March 16, 2015 Relationships Between Men and Women in Early America Are Explored in New Book
Press Contact: Guy Lamolinara (202) 707-9217
Public Contact: Center for the Book (202) 707-5221
The film “When Harry Met Sally” is a modern-day look at whether close friendships without romance between men and women are possible. In “Founding Friendships: Friendships Between Men and Women in the Early American Republic” (Oxford University Press, 2015), author Cassandra A. Good looks at such relationships as far back as the nation’s founding.
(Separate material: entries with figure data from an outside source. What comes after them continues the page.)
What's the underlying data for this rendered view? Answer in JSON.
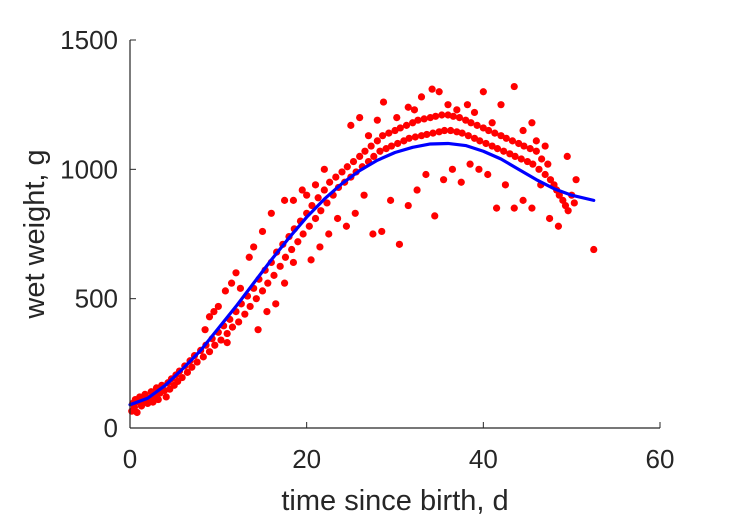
{
  "chart_data": {
    "type": "scatter",
    "title": "",
    "xlabel": "time since birth, d",
    "ylabel": "wet weight, g",
    "xlim": [
      0,
      60
    ],
    "ylim": [
      0,
      1500
    ],
    "xticks": [
      0,
      20,
      40,
      60
    ],
    "yticks": [
      0,
      500,
      1000,
      1500
    ],
    "grid": false,
    "legend": "none",
    "series": [
      {
        "kind": "points",
        "color": "#ff0000",
        "points": [
          [
            0.2,
            65
          ],
          [
            0.3,
            95
          ],
          [
            0.5,
            80
          ],
          [
            0.6,
            110
          ],
          [
            0.8,
            60
          ],
          [
            1.0,
            100
          ],
          [
            1.1,
            120
          ],
          [
            1.3,
            85
          ],
          [
            1.5,
            105
          ],
          [
            1.7,
            130
          ],
          [
            2.0,
            95
          ],
          [
            2.2,
            115
          ],
          [
            2.4,
            140
          ],
          [
            2.6,
            100
          ],
          [
            2.8,
            125
          ],
          [
            3.0,
            155
          ],
          [
            3.2,
            110
          ],
          [
            3.4,
            135
          ],
          [
            3.6,
            165
          ],
          [
            3.9,
            145
          ],
          [
            4.1,
            120
          ],
          [
            4.3,
            175
          ],
          [
            4.5,
            150
          ],
          [
            4.7,
            190
          ],
          [
            5.0,
            165
          ],
          [
            5.2,
            205
          ],
          [
            5.4,
            180
          ],
          [
            5.6,
            220
          ],
          [
            5.9,
            195
          ],
          [
            6.2,
            240
          ],
          [
            6.5,
            215
          ],
          [
            6.8,
            260
          ],
          [
            7.0,
            235
          ],
          [
            7.3,
            280
          ],
          [
            7.6,
            255
          ],
          [
            8.0,
            300
          ],
          [
            8.3,
            275
          ],
          [
            8.6,
            320
          ],
          [
            9.0,
            295
          ],
          [
            9.3,
            345
          ],
          [
            9.6,
            320
          ],
          [
            10.0,
            370
          ],
          [
            10.3,
            340
          ],
          [
            10.6,
            395
          ],
          [
            11.0,
            365
          ],
          [
            11.3,
            420
          ],
          [
            11.6,
            390
          ],
          [
            12.0,
            450
          ],
          [
            12.3,
            410
          ],
          [
            12.6,
            480
          ],
          [
            13.0,
            440
          ],
          [
            13.3,
            510
          ],
          [
            13.6,
            470
          ],
          [
            14.0,
            540
          ],
          [
            14.3,
            500
          ],
          [
            14.6,
            575
          ],
          [
            15.0,
            530
          ],
          [
            15.3,
            610
          ],
          [
            15.6,
            560
          ],
          [
            16.0,
            640
          ],
          [
            16.3,
            590
          ],
          [
            16.6,
            680
          ],
          [
            17.0,
            625
          ],
          [
            17.3,
            710
          ],
          [
            17.6,
            660
          ],
          [
            18.0,
            740
          ],
          [
            18.3,
            690
          ],
          [
            18.6,
            770
          ],
          [
            19.0,
            720
          ],
          [
            19.3,
            800
          ],
          [
            19.6,
            750
          ],
          [
            20.0,
            830
          ],
          [
            20.3,
            780
          ],
          [
            20.6,
            860
          ],
          [
            21.0,
            810
          ],
          [
            21.3,
            890
          ],
          [
            21.6,
            840
          ],
          [
            22.0,
            920
          ],
          [
            22.3,
            870
          ],
          [
            22.6,
            950
          ],
          [
            23.0,
            900
          ],
          [
            23.3,
            970
          ],
          [
            23.6,
            930
          ],
          [
            24.0,
            990
          ],
          [
            24.3,
            950
          ],
          [
            24.6,
            1010
          ],
          [
            25.0,
            970
          ],
          [
            25.3,
            1030
          ],
          [
            25.6,
            990
          ],
          [
            26.0,
            1050
          ],
          [
            26.3,
            1010
          ],
          [
            26.6,
            1070
          ],
          [
            27.0,
            1030
          ],
          [
            27.3,
            1090
          ],
          [
            27.6,
            1050
          ],
          [
            28.0,
            1110
          ],
          [
            28.3,
            1070
          ],
          [
            28.6,
            1130
          ],
          [
            29.0,
            1080
          ],
          [
            29.3,
            1140
          ],
          [
            29.6,
            1090
          ],
          [
            30.0,
            1150
          ],
          [
            30.3,
            1100
          ],
          [
            30.6,
            1160
          ],
          [
            31.0,
            1110
          ],
          [
            31.3,
            1170
          ],
          [
            31.6,
            1120
          ],
          [
            32.0,
            1180
          ],
          [
            32.3,
            1125
          ],
          [
            32.6,
            1190
          ],
          [
            33.0,
            1130
          ],
          [
            33.3,
            1195
          ],
          [
            33.6,
            1135
          ],
          [
            34.0,
            1200
          ],
          [
            34.3,
            1140
          ],
          [
            34.6,
            1205
          ],
          [
            35.0,
            1145
          ],
          [
            35.3,
            1210
          ],
          [
            35.6,
            1150
          ],
          [
            36.0,
            1210
          ],
          [
            36.3,
            1150
          ],
          [
            36.6,
            1205
          ],
          [
            37.0,
            1145
          ],
          [
            37.3,
            1200
          ],
          [
            37.6,
            1140
          ],
          [
            38.0,
            1190
          ],
          [
            38.3,
            1130
          ],
          [
            38.6,
            1180
          ],
          [
            39.0,
            1120
          ],
          [
            39.3,
            1170
          ],
          [
            39.6,
            1110
          ],
          [
            40.0,
            1160
          ],
          [
            40.3,
            1100
          ],
          [
            40.6,
            1150
          ],
          [
            41.0,
            1090
          ],
          [
            41.3,
            1140
          ],
          [
            41.6,
            1080
          ],
          [
            42.0,
            1130
          ],
          [
            42.3,
            1070
          ],
          [
            42.6,
            1120
          ],
          [
            43.0,
            1060
          ],
          [
            43.3,
            1110
          ],
          [
            43.6,
            1050
          ],
          [
            44.0,
            1100
          ],
          [
            44.3,
            1040
          ],
          [
            44.6,
            1090
          ],
          [
            45.0,
            1030
          ],
          [
            45.3,
            1080
          ],
          [
            45.6,
            1020
          ],
          [
            46.0,
            1070
          ],
          [
            46.3,
            1000
          ],
          [
            46.6,
            1040
          ],
          [
            47.0,
            980
          ],
          [
            47.3,
            1020
          ],
          [
            47.6,
            960
          ],
          [
            48.0,
            940
          ],
          [
            48.3,
            920
          ],
          [
            48.6,
            900
          ],
          [
            49.0,
            880
          ],
          [
            49.3,
            860
          ],
          [
            49.6,
            840
          ],
          [
            50.0,
            900
          ],
          [
            50.3,
            870
          ],
          [
            52.5,
            690
          ],
          [
            8.5,
            380
          ],
          [
            11.0,
            330
          ],
          [
            12.5,
            540
          ],
          [
            14.5,
            380
          ],
          [
            15.5,
            450
          ],
          [
            16.5,
            480
          ],
          [
            17.5,
            560
          ],
          [
            18.5,
            640
          ],
          [
            20.5,
            650
          ],
          [
            21.5,
            700
          ],
          [
            22.5,
            750
          ],
          [
            23.5,
            810
          ],
          [
            24.5,
            780
          ],
          [
            25.5,
            830
          ],
          [
            26.5,
            900
          ],
          [
            27.5,
            750
          ],
          [
            28.5,
            760
          ],
          [
            29.5,
            880
          ],
          [
            30.5,
            710
          ],
          [
            31.5,
            860
          ],
          [
            32.5,
            920
          ],
          [
            33.5,
            980
          ],
          [
            34.5,
            820
          ],
          [
            35.5,
            960
          ],
          [
            36.5,
            1000
          ],
          [
            37.5,
            950
          ],
          [
            38.5,
            1020
          ],
          [
            39.5,
            1000
          ],
          [
            40.5,
            980
          ],
          [
            41.5,
            850
          ],
          [
            42.5,
            940
          ],
          [
            43.5,
            850
          ],
          [
            44.5,
            880
          ],
          [
            45.5,
            850
          ],
          [
            46.5,
            940
          ],
          [
            47.5,
            810
          ],
          [
            48.5,
            780
          ],
          [
            49.5,
            1050
          ],
          [
            50.5,
            960
          ],
          [
            25.0,
            1170
          ],
          [
            26.0,
            1200
          ],
          [
            27.0,
            1130
          ],
          [
            28.0,
            1190
          ],
          [
            28.7,
            1260
          ],
          [
            30.2,
            1200
          ],
          [
            31.5,
            1240
          ],
          [
            32.2,
            1230
          ],
          [
            33.0,
            1280
          ],
          [
            34.2,
            1310
          ],
          [
            35.0,
            1300
          ],
          [
            36.0,
            1250
          ],
          [
            37.0,
            1230
          ],
          [
            38.2,
            1250
          ],
          [
            39.0,
            1220
          ],
          [
            40.0,
            1300
          ],
          [
            41.0,
            1180
          ],
          [
            42.0,
            1250
          ],
          [
            43.5,
            1320
          ],
          [
            44.5,
            1150
          ],
          [
            45.5,
            1180
          ],
          [
            46.0,
            1110
          ],
          [
            47.0,
            1090
          ],
          [
            22.0,
            1000
          ],
          [
            21.0,
            940
          ],
          [
            20.0,
            900
          ],
          [
            19.5,
            920
          ],
          [
            18.5,
            880
          ],
          [
            17.5,
            880
          ],
          [
            16.0,
            830
          ],
          [
            15.0,
            760
          ],
          [
            14.0,
            700
          ],
          [
            13.5,
            660
          ],
          [
            12.0,
            600
          ],
          [
            11.5,
            560
          ],
          [
            10.8,
            530
          ],
          [
            10.0,
            470
          ],
          [
            9.5,
            450
          ],
          [
            9.0,
            430
          ]
        ]
      },
      {
        "kind": "curve",
        "color": "#0000ff",
        "points": [
          [
            0,
            90
          ],
          [
            2,
            115
          ],
          [
            4,
            165
          ],
          [
            6,
            230
          ],
          [
            8,
            300
          ],
          [
            10,
            385
          ],
          [
            12,
            470
          ],
          [
            14,
            560
          ],
          [
            16,
            650
          ],
          [
            18,
            735
          ],
          [
            20,
            815
          ],
          [
            22,
            885
          ],
          [
            24,
            945
          ],
          [
            26,
            995
          ],
          [
            28,
            1035
          ],
          [
            30,
            1065
          ],
          [
            32,
            1085
          ],
          [
            34,
            1098
          ],
          [
            36,
            1100
          ],
          [
            38,
            1092
          ],
          [
            40,
            1070
          ],
          [
            42,
            1040
          ],
          [
            44,
            1000
          ],
          [
            46,
            960
          ],
          [
            48,
            925
          ],
          [
            50,
            900
          ],
          [
            52.5,
            880
          ]
        ]
      }
    ]
  }
}
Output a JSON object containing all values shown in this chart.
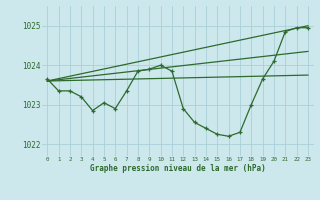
{
  "main_line_x": [
    0,
    1,
    2,
    3,
    4,
    5,
    6,
    7,
    8,
    9,
    10,
    11,
    12,
    13,
    14,
    15,
    16,
    17,
    18,
    19,
    20,
    21,
    22,
    23
  ],
  "main_line_y": [
    1023.65,
    1023.35,
    1023.35,
    1023.2,
    1022.85,
    1023.05,
    1022.9,
    1023.35,
    1023.85,
    1023.9,
    1024.0,
    1023.85,
    1022.9,
    1022.55,
    1022.4,
    1022.25,
    1022.2,
    1022.3,
    1023.0,
    1023.65,
    1024.1,
    1024.85,
    1024.95,
    1024.95
  ],
  "trend1_x": [
    0,
    23
  ],
  "trend1_y": [
    1023.6,
    1023.75
  ],
  "trend2_x": [
    0,
    23
  ],
  "trend2_y": [
    1023.6,
    1024.35
  ],
  "trend3_x": [
    0,
    23
  ],
  "trend3_y": [
    1023.6,
    1025.0
  ],
  "line_color": "#2d6a2d",
  "bg_color": "#cce8ec",
  "grid_color": "#aad0d8",
  "xlabel": "Graphe pression niveau de la mer (hPa)",
  "xlim": [
    -0.5,
    23.5
  ],
  "ylim": [
    1021.7,
    1025.5
  ],
  "yticks": [
    1022,
    1023,
    1024,
    1025
  ],
  "xticks": [
    0,
    1,
    2,
    3,
    4,
    5,
    6,
    7,
    8,
    9,
    10,
    11,
    12,
    13,
    14,
    15,
    16,
    17,
    18,
    19,
    20,
    21,
    22,
    23
  ]
}
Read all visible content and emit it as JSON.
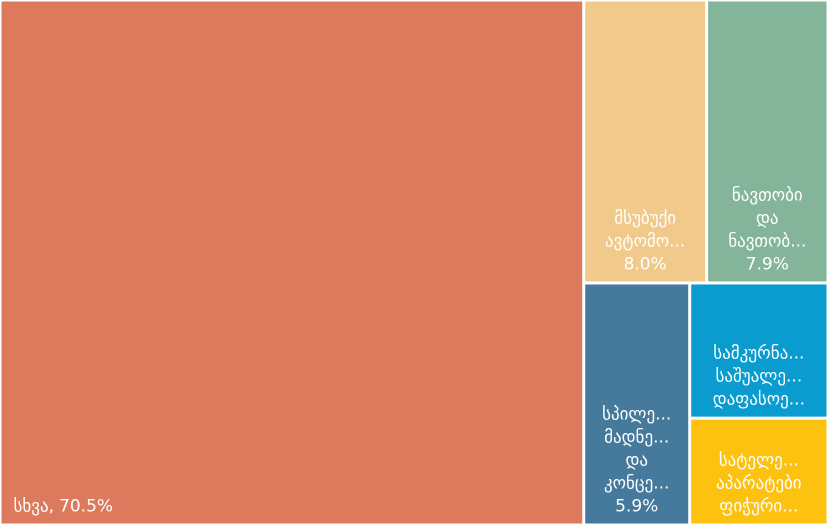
{
  "chart_data": {
    "type": "treemap",
    "categories": [
      [
        "სხვა,"
      ],
      [
        "მსუბუქი",
        "ავტომო..."
      ],
      [
        "ნავთობი",
        "და",
        "ნავთობ..."
      ],
      [
        "სპილე...",
        "მადნე...",
        "და",
        "კონცე..."
      ],
      [
        "სამკურნა...",
        "საშუალე...",
        "დაფასოე..."
      ],
      [
        "სატელე...",
        "აპარატები",
        "ფიჭური..."
      ]
    ],
    "values": [
      70.5,
      8.0,
      7.9,
      5.9,
      4.3,
      3.4
    ],
    "value_labels": [
      "70.5%",
      "8.0%",
      "7.9%",
      "5.9%",
      null,
      null
    ],
    "colors": [
      "#dd7a5d",
      "#f0c98b",
      "#84b59a",
      "#467a9c",
      "#0a9ccf",
      "#fdc20f"
    ]
  }
}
Good will discuss and sign her book, which was researched in the Library of Congress Manuscript Division, on Wednesday, March 25, at noon in the Montpelier Room, located on the sixth floor of the James Madison Memorial Building, 101 Independence Ave. S.E., Washington, D.C. This Books & Beyond event is co-hosted by the Center for the Book in the Library of Congress and the Manuscript Division. It is free and open to the public; no tickets are required.
Close friendships between men and women in the early days of the nation had a profound influence on the formation of America’s political system. Abigail Adams called Thomas Jefferson “one of the choice ones on earth.” George Washington signed a letter to Elizabeth Powel with “I am always yours.” Although such words are often mistaken for romance, a close analysis does not support this view, according to Good.
Good is associate editor of the papers of James Monroe at the University of Mary Washington.